Solomon, however, did not seem fazed by any of the bank’s problems when he spoke about how Goldman plans to scale back its “growth at any cost” strategy in China during the FT banking summit.
“I think this is something that will take years to resolve because there are real differences,” Solomon said of the tensions between Washington and Beijing, according to the FT.
“I think the best path to resolution is for the United States and China itself to actively talk,” he also told the outlet, a few weeks after Chinese President Xi Jinping publicly rebuked efforts to reduce economic dependence on the United States. from China while meeting with President Biden for the first time on American soil.

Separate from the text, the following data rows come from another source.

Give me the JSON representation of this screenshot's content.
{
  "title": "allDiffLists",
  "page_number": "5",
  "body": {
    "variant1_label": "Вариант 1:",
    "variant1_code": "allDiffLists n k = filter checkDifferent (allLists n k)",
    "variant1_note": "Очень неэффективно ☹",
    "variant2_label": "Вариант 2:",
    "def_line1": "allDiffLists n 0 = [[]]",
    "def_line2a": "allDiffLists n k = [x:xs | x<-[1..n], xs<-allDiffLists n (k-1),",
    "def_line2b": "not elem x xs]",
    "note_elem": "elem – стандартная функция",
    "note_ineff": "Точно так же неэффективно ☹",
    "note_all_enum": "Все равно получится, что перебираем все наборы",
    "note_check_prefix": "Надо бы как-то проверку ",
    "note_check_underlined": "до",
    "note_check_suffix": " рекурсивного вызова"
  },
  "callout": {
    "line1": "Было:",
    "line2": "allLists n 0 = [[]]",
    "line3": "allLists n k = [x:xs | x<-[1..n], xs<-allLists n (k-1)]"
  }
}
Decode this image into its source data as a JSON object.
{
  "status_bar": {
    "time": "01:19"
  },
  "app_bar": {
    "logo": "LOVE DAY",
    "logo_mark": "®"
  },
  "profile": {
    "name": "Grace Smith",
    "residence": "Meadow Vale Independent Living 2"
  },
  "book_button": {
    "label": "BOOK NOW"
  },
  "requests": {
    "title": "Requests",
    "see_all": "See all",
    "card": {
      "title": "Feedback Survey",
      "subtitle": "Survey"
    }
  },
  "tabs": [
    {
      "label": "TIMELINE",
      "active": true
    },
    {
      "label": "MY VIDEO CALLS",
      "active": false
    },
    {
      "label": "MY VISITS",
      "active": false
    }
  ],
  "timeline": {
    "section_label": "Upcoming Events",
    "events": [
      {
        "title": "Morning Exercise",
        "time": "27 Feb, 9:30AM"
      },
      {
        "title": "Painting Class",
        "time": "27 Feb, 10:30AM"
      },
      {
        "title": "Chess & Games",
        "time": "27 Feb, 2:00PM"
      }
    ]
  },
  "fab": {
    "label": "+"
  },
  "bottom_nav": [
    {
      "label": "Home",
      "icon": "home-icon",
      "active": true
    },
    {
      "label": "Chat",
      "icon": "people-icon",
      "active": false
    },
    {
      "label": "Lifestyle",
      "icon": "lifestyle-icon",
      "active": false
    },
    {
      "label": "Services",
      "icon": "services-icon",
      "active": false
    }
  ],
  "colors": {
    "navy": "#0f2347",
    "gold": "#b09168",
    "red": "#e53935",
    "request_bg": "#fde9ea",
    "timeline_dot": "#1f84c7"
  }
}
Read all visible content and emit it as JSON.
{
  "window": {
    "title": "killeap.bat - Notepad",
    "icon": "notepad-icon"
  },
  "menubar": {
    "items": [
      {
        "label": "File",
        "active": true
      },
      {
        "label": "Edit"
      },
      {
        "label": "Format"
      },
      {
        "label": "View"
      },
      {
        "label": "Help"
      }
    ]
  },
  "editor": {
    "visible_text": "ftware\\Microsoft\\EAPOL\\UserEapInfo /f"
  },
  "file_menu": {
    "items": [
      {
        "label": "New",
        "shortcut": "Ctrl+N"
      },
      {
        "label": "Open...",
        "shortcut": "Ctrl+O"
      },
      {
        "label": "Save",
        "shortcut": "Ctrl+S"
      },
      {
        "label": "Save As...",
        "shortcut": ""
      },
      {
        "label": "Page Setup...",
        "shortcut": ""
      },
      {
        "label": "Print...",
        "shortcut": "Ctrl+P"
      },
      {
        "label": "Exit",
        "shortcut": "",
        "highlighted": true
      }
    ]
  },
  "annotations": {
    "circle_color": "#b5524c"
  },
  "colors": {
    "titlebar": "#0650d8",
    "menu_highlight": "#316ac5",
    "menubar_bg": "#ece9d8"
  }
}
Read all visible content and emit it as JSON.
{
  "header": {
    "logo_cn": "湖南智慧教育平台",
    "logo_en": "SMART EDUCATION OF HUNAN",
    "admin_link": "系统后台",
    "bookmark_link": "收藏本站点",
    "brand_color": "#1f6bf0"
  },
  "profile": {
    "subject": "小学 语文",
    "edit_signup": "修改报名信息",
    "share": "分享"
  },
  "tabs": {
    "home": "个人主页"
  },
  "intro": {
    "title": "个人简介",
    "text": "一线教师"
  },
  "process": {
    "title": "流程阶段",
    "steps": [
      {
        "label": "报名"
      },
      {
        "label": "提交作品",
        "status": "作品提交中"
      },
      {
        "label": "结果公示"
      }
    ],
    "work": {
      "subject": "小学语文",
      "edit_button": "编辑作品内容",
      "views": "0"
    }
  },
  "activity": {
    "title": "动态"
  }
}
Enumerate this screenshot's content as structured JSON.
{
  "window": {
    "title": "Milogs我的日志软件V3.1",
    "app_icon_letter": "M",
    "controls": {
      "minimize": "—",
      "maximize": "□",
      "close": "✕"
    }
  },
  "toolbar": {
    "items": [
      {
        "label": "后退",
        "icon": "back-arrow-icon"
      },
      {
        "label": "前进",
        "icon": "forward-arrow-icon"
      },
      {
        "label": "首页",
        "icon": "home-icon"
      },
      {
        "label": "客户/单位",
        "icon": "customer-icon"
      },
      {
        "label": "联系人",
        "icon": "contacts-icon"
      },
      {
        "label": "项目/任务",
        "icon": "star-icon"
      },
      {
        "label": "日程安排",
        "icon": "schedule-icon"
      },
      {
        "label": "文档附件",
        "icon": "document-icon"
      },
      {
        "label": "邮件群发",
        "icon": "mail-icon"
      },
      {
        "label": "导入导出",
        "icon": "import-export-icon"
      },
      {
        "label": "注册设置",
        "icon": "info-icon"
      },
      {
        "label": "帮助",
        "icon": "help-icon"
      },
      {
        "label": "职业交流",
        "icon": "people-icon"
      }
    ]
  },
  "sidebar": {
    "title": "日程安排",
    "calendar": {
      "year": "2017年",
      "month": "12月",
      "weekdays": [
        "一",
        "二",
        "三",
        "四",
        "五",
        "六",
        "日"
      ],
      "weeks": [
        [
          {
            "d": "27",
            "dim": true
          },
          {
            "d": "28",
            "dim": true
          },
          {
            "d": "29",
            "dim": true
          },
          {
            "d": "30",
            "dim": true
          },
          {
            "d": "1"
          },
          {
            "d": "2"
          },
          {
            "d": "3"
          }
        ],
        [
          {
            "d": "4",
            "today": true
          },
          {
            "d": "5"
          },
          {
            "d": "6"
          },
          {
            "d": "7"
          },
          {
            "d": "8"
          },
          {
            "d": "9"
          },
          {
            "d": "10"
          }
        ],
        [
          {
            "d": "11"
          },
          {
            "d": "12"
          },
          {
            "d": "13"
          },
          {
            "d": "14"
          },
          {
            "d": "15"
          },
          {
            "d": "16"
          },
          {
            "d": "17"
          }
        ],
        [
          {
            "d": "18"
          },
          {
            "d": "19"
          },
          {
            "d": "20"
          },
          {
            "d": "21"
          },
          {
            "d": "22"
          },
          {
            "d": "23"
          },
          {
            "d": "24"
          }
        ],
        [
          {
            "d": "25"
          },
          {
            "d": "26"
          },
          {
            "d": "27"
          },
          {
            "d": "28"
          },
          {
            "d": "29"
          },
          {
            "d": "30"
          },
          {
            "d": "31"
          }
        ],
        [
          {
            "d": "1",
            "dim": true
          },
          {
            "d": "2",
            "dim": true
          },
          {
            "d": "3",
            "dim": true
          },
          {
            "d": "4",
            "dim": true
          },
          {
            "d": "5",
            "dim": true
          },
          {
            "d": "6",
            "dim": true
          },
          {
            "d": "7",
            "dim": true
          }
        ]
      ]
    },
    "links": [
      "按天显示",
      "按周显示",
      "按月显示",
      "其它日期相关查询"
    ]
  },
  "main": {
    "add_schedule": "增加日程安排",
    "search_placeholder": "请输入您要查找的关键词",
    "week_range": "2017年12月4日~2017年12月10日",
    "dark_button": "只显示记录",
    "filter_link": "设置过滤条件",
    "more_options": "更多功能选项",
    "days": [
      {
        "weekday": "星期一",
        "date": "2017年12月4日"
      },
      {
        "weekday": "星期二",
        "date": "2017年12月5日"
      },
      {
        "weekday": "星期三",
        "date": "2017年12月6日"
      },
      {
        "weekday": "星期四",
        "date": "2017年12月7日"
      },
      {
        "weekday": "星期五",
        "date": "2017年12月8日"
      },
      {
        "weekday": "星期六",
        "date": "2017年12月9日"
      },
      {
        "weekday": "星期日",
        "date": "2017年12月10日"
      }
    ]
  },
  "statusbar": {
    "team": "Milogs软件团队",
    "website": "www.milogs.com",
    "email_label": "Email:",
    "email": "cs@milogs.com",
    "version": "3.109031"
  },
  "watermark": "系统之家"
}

Goldman, meanwhile, has long invested in the world’s second-largest economy and opened its Hong office more than 40 years ago, in 1994.
The bank, which reportedly has about $2.5 trillion in assets under management, also has offices in Beijing, Shanghai, Shenzhen and Taipei.
Solomon said that five years ago Goldman was executing a strategy that was more “growth at all costs in China.”
“Nowadays, it’s a more conservative approach [in China] and we have probably cut back on some of our financial resources there, simply because there is more uncertainty,” he told the Financial Times.
And while participating on a panel at the summit, Solomon argued that in the United States, recent proposals by regulators that would force banks to hold more capital will not make the global financial system safer and could impact the cost of everything, from airfare to pensioners’ retirement savings, according to Bloomberg.
The Federal Reserve, the Federal Deposit Insurance Corporation and the Office of the Comptroller of the Currency introduced proposed rules in July, suggesting that America’s largest banks set aside more capital for a variety of different businesses.
If the rules are approved, “the cost will increase significantly,” Solomon said of unsecured derivatives, which he said airlines often use to hedge the price of jet fuel so they can have stability in their prices, according to Bloomberg.
“I don’t think it’s materially changing safety and soundness in the way that matters versus friction and cost,” he added of the proposed rules, known as the end of Basel III in the United States.
“You have to do a really thorough cost-benefit analysis,” Solomon said. “I don’t think that was done.”